In August 2001, SNOWBLIND REVIVAL created a master recording of “Rock Star”, along with three other original songs. The band made 15 copies of the master recording and sent them to several record labels, including Universal Music Group and Warner Music Group, of which Roadrunner Records, Inc. and Warner Chappell Music, Inc. are wholly owned indirect subsidiaries. Johnston alleges that NICKELBACK had direct access to Johnston‘s musical composition “Rock Star” as a result of SNOWBLIND REVIVAL‘s marketing efforts.

In January 2005, NICKELBACK released the song “Rockstar” on its album “All The Right Reasons”Johnston alleges that “a substantial amount of the music in ‘Rockstar’ is copied from [his] original composition ‘Rock Star’,” including “the tempo, song form, melodic structure, harmonic structures, and lyrical themes.”

Johnston seeks damages for copyright infringement and an injunction against further infringement.

On Wednesday (August 11), Magistrate Judge Susan Hightower said in her report and recommendation to Judge Robert Pitman of the U.S. District Court for the Western District of Texas that Johnston‘s complaint sufficiently alleged NICKELBACK‘s members had access to his song “Rock Star”.

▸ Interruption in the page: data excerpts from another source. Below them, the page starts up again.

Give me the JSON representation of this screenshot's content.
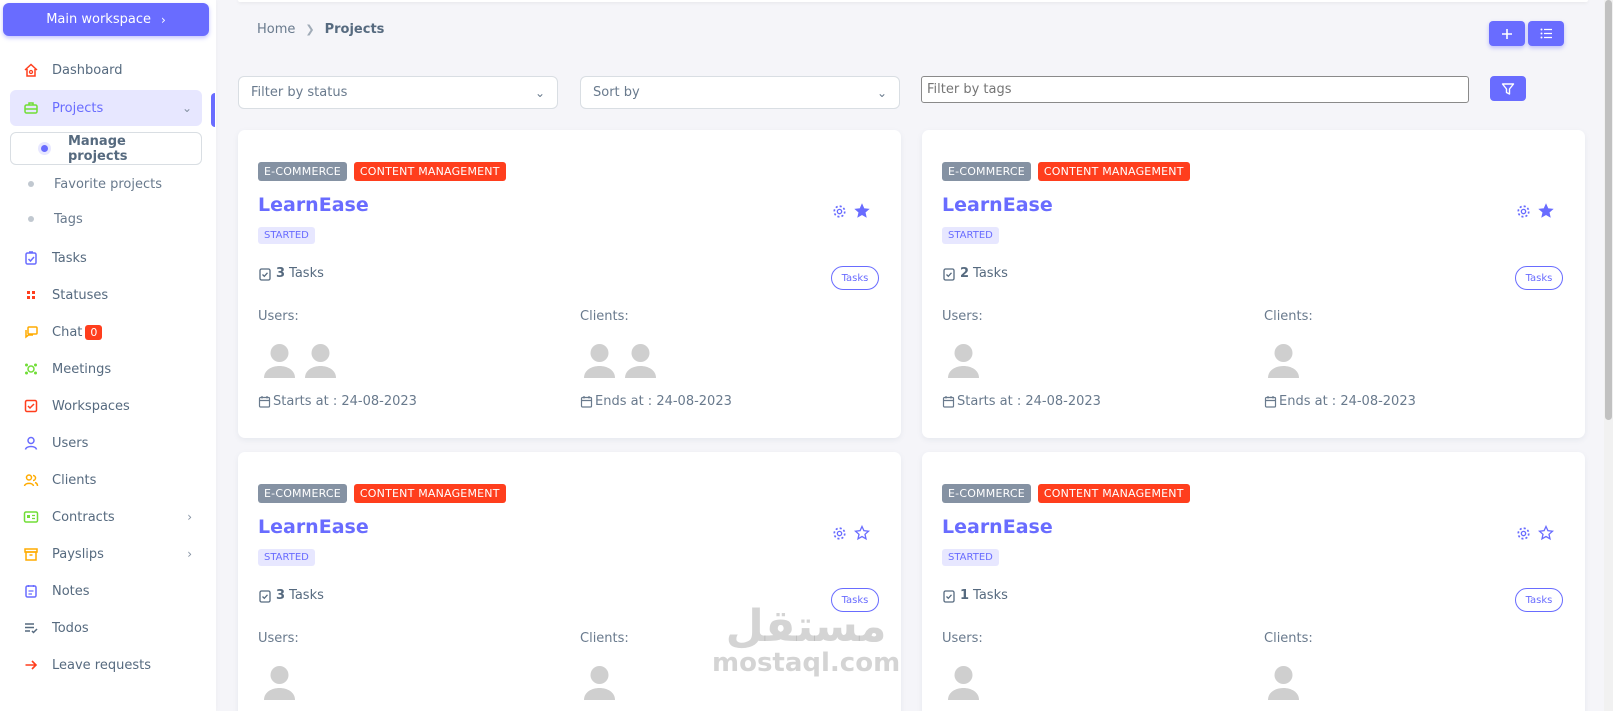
{
  "sidebar": {
    "workspace_button": "Main workspace",
    "items": [
      {
        "label": "Dashboard",
        "icon": "home-icon",
        "color": "#ff3e1d"
      },
      {
        "label": "Projects",
        "icon": "briefcase-icon",
        "color": "#71dd37"
      },
      {
        "label": "Tasks",
        "icon": "task-icon",
        "color": "#696cff"
      },
      {
        "label": "Statuses",
        "icon": "grid-icon",
        "color": "#ff3e1d"
      },
      {
        "label": "Chat",
        "icon": "chat-icon",
        "color": "#ffab00",
        "badge": "0"
      },
      {
        "label": "Meetings",
        "icon": "meeting-icon",
        "color": "#71dd37"
      },
      {
        "label": "Workspaces",
        "icon": "check-square-icon",
        "color": "#ff3e1d"
      },
      {
        "label": "Users",
        "icon": "user-icon",
        "color": "#696cff"
      },
      {
        "label": "Clients",
        "icon": "users-icon",
        "color": "#ffab00"
      },
      {
        "label": "Contracts",
        "icon": "id-card-icon",
        "color": "#71dd37"
      },
      {
        "label": "Payslips",
        "icon": "archive-icon",
        "color": "#ffab00"
      },
      {
        "label": "Notes",
        "icon": "notes-icon",
        "color": "#696cff"
      },
      {
        "label": "Todos",
        "icon": "list-check-icon",
        "color": "#566a7f"
      },
      {
        "label": "Leave requests",
        "icon": "arrow-right-icon",
        "color": "#ff3e1d"
      }
    ],
    "project_sub": [
      "Manage projects",
      "Favorite projects",
      "Tags"
    ]
  },
  "breadcrumb": {
    "home": "Home",
    "current": "Projects"
  },
  "filters": {
    "status_placeholder": "Filter by status",
    "sort_placeholder": "Sort by",
    "tags_placeholder": "Filter by tags"
  },
  "accent": "#696cff",
  "projects": [
    {
      "tags": [
        "E-COMMERCE",
        "CONTENT MANAGEMENT"
      ],
      "title": "LearnEase",
      "status": "STARTED",
      "task_count": "3",
      "tasks_word": "Tasks",
      "tasks_button": "Tasks",
      "users_label": "Users:",
      "clients_label": "Clients:",
      "users": 2,
      "clients": 2,
      "favorite": true,
      "start": "Starts at : 24-08-2023",
      "end": "Ends at : 24-08-2023"
    },
    {
      "tags": [
        "E-COMMERCE",
        "CONTENT MANAGEMENT"
      ],
      "title": "LearnEase",
      "status": "STARTED",
      "task_count": "2",
      "tasks_word": "Tasks",
      "tasks_button": "Tasks",
      "users_label": "Users:",
      "clients_label": "Clients:",
      "users": 1,
      "clients": 1,
      "favorite": true,
      "start": "Starts at : 24-08-2023",
      "end": "Ends at : 24-08-2023"
    },
    {
      "tags": [
        "E-COMMERCE",
        "CONTENT MANAGEMENT"
      ],
      "title": "LearnEase",
      "status": "STARTED",
      "task_count": "3",
      "tasks_word": "Tasks",
      "tasks_button": "Tasks",
      "users_label": "Users:",
      "clients_label": "Clients:",
      "users": 1,
      "clients": 1,
      "favorite": false
    },
    {
      "tags": [
        "E-COMMERCE",
        "CONTENT MANAGEMENT"
      ],
      "title": "LearnEase",
      "status": "STARTED",
      "task_count": "1",
      "tasks_word": "Tasks",
      "tasks_button": "Tasks",
      "users_label": "Users:",
      "clients_label": "Clients:",
      "users": 1,
      "clients": 1,
      "favorite": false
    }
  ],
  "watermark": {
    "arabic": "مستقل",
    "latin": "mostaql.com"
  }
}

Johnston has alleged facts sufficient to raise his right to relief above the speculative level, which is all that is required at the pleading stage,” Hightower said.

NICKELBACK had asserted that Johnston cannot state a claim for copyright infringement because “fundamentally, the works at issue are not substantially similar to an ordinary observer.” They argued that the works are so dissimilar as to defeat Johnston‘s claim for copyright infringement as a matter of law.

Having listened to both songs, Hightower found that it is possible for a reasonable juror to determine that the works share protectable elements. Whether Johnston will be able to produce evidence that these similarities rise to the level of “substantial” or “striking” in view of NICKELBACK‘s level of access is yet to be determined, she said.